Developing a Profitable Joint Venture — Step-by-Step

Nina L. Kaufman, Esq.

Nina L. Kaufman, Esq.

Nina L. Kaufman, Esq., owner of Ask The Business Lawyer, is an award-winning business attorney, speaker, and Entrepreneur Magazine online contributor. She saves consulting and professional services companies time, money, and aggravation by serving as their outsourced legal counsel.

Posted on March 28, 2015 in Business Essentials, Strategic Alliances

Here’s a helpful post by Chris Flett, author of What Men Don’t Tell Women About Business, outlining four important steps in developing a profitable venture.  To summarize:

  1. Set expectations
  2. Develop a style of management that all can work with
  3. Make it easy for contributors, staff, and vendors to work in the model
  4. Find a way to marry different business models — there’s a place for everyone.
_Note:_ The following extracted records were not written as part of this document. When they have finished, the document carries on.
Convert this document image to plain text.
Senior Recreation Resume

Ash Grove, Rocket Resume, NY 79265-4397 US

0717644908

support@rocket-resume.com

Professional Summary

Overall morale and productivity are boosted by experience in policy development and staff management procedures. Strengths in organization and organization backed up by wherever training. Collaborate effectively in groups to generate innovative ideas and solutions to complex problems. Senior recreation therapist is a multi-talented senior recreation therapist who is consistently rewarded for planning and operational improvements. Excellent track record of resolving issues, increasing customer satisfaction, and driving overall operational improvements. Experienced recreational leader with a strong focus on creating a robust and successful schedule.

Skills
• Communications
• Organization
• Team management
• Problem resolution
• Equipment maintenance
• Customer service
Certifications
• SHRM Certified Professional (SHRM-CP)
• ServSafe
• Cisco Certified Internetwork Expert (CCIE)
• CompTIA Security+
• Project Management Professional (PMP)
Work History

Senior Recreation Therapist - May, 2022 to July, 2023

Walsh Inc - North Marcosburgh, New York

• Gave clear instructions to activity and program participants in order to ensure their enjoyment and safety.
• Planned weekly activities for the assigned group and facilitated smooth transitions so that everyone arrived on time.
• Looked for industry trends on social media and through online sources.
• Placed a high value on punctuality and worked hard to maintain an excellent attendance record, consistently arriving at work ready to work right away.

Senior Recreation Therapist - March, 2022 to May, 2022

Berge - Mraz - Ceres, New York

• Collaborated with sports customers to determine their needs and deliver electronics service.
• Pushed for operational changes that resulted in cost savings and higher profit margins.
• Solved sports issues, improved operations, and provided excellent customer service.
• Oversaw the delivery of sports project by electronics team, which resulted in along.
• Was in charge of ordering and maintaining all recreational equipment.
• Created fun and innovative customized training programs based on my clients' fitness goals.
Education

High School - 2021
As he says, “the most important thing is getting everyone on the same page, having clear and collective expectations, and doing your best realizing that your system of doing business might be very different than those of your partners.”  So true.

One of the ways to ensure that you have the same understanding is to prepare a JV agreement.  For what Flett doesn’t specifically mention is . . . expectations about money — how much each JV partner will put in (if any) and what you’ll each take out.  This is a sensitive area you don’t want to leave to chance.